Ces tableaux, pourtant, témoignent d’une volonté louable de faire dans le spectaculaire : mis en scène sur un plateau de cinéma au décor grandiose, ils se prêtent quelque fois à de jolis moments (comme le "Be Italian" de Fergie) qui donneraient presque envie d’applaudir.

Mais s’ils sont fondamentalement intégrés à l’histoire dans la pièce, ils interviennent dans le film comme des pastilles soporifiques dont on peine à comprendre l’intérêt. Si les auteurs et le réalisateur s’étaient attachés à respecter davantage leur matériel de base et en suivre plus scrupuleusement la trame, ils auraient donné à Nine une force et une crédibilité dont le film manque cruellement.

Pourquoi Marshall part-il du postulat que le public n’est pas capable de comprendre que, dans une comédie musicale, les personnages puissent soudain se mettre à chanter sans prévenir dans leur quotidien, aussi atypique soit-il ?
En cherchant à justifier le chant en le faisant vivre dans l’imagination perturbée d’un homme sur le fil du rasoir, le réalisateur n’est en tout cas pas parvenu à nous faire croire à ces personnages chantants.

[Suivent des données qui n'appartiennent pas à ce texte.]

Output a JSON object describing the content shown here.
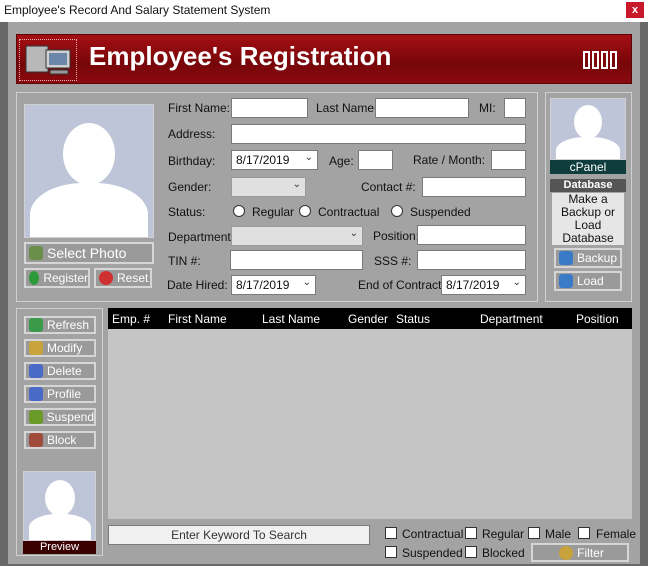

On regrettera aussi que tout un pan de la pièce ait été oublié (le film que Guido est incapable de tourner : un hommage à toutes les femmes de sa vie, dans lequel elles jouent toutes) et que la façon dont est traitée l’intrigue n’aide pas à comprendre en quoi les événements que le héros a vécu à l’âge de neuf ans ("nine" en anglais) ont conditionné sa vie et ses rapports aux femmes.

Une partition qui sauve le film du naufrage

Ce qui reste de la comédie musicale créée à Broadway en 1982 (après une dizaine d’années de gestation), ce sont les compositions élégantes de Maury Yeston. L’"Overture delle Donne" qui ouvre (tardivement) le film est sublime, mais sa mise en scène dans le film laisse perplexe.
De "Be Italian", sensuel et exaltant, au très sensible "My Husband Makes Movies" interprété par Marion Cotillard, en passant par les "Folies Bergère" (dont l’intervention dans le film est incompréhensible) de Judi Dench, la partition nous plonge dans une ambiance italienne agréablement désuette.

C’était sans compter sur les nouvelles chansons créées spécifiquement pour le film et ses interprètes : "Guarda la luna", berceuse écrite pour Sophia Loren sur l’air d’un des morceaux de la pièce, remplit à la perfection son rôle de somnifère.
Quant au "Cinema Italiano" de Kate Hudson, il tient plus de l’horrible remake de Spice World, le film des Spice Girls, que de l’hommage aux plus grands cinéastes italiens…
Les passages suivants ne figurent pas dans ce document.